Although multiple computational biology approaches are used in rational drug design, the current tools present a number of challenges such as chemical libraries containing molecules that are too different in structure from natural products; inefficient library search; extensive manual work in the drug development pipelines; and unexpected subsequent toxicity and adverse drug responses.

As it progresses, the project will benefit from incorporating existing knowledge and data acquired by high-throughput genomic techniques, including evidences gained in health-related projects across the Norwich Research Park.

Co-Project Lead Wiktor Jurkowski and Group Leader of Integrative Genomics at EI, said: “The idea of NaLeSST was fuelled by our experience in cheminformatics molecular modelling and shared interest to unravel the potential of natural compounds.

“New routes of discovery are urgently needed. Currently, there are no specialised resources to facilitate the pathway to hitting drug targets by leading development focusing on natural compounds.

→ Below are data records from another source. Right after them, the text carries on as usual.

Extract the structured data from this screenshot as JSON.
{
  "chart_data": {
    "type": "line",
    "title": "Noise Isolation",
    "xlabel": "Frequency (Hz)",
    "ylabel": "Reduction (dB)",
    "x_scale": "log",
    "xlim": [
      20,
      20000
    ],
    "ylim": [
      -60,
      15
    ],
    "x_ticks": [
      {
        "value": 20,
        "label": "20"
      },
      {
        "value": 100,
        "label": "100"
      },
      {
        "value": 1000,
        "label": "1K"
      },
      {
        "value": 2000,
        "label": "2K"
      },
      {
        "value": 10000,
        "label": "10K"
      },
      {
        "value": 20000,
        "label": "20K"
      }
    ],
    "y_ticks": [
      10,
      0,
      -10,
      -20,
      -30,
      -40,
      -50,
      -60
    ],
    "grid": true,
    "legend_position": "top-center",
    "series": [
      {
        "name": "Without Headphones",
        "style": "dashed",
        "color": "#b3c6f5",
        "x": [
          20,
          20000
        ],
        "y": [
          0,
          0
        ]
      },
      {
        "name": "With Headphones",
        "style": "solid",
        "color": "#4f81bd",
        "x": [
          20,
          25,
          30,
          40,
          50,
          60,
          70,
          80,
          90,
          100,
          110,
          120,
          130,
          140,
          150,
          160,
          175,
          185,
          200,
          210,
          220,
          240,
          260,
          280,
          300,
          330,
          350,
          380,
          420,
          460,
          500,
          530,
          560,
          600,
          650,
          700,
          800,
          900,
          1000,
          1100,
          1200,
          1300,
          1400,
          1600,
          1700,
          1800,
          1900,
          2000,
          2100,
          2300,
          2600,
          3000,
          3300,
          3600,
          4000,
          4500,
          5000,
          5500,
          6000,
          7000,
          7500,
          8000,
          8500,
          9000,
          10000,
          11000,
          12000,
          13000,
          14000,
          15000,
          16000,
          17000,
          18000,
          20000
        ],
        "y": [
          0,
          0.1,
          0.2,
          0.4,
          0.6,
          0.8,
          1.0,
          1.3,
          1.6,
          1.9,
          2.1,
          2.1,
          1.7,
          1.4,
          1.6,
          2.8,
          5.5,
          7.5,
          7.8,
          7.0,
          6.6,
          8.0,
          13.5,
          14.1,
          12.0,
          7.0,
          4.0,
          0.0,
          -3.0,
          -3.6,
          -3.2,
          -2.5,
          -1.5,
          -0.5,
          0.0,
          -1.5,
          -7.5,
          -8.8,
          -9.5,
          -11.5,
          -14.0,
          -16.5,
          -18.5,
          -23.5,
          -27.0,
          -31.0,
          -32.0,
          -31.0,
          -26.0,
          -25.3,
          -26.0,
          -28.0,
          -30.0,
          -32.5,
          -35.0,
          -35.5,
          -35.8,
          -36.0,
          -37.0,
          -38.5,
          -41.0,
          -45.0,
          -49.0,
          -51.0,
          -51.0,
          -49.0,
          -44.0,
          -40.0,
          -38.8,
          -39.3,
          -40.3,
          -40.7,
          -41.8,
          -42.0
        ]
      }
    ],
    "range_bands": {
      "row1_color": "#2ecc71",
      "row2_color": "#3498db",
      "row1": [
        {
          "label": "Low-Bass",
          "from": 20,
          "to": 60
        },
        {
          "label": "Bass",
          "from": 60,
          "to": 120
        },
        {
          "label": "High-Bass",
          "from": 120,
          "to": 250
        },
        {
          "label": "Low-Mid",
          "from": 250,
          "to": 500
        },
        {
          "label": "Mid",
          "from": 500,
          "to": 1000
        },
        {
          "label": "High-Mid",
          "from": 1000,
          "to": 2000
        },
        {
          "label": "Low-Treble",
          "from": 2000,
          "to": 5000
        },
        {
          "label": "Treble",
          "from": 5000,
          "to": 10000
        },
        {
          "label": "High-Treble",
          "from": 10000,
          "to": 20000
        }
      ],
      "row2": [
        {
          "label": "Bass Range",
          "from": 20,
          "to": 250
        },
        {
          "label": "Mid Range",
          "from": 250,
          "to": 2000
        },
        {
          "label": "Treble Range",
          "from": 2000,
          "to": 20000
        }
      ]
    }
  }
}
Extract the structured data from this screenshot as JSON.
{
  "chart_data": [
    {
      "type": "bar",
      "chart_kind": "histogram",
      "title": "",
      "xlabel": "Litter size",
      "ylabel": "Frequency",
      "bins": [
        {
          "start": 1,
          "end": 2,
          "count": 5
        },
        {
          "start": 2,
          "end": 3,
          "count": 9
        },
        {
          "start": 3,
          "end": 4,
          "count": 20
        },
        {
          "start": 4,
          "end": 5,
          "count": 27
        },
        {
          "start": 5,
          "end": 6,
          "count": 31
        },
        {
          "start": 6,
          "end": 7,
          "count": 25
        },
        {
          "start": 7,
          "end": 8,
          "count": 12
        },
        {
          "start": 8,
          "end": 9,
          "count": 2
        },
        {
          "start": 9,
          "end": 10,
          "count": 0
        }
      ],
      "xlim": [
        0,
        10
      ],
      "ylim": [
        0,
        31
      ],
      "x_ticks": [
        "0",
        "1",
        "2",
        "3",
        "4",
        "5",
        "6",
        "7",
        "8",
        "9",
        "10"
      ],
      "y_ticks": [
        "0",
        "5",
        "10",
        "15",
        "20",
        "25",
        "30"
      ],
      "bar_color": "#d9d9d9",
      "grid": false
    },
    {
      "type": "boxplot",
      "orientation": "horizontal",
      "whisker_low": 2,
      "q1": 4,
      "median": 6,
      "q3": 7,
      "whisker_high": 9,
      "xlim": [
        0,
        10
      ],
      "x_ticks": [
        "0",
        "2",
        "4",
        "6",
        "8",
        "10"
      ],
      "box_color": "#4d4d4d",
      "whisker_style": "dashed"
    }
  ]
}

“We believe that such a resource would become a choice tool for companies dealing with early stage drug research and development, in particular, searching for new routes to identify active leads. For any target molecule, NaLeSST can automatically suggest potential lead structures as starting points for corresponding drug development, cutting short the dominating costly expert-driven research.

“We observed over the last decade, a decrease of new chemical entities being introduced to the market. We believe that our research can contribute to revert this trend.”
EI is strategically funded by BBSRC and operates a National Capability to promote the application of genomics and bioinformatics to advance bioscience research and innovation.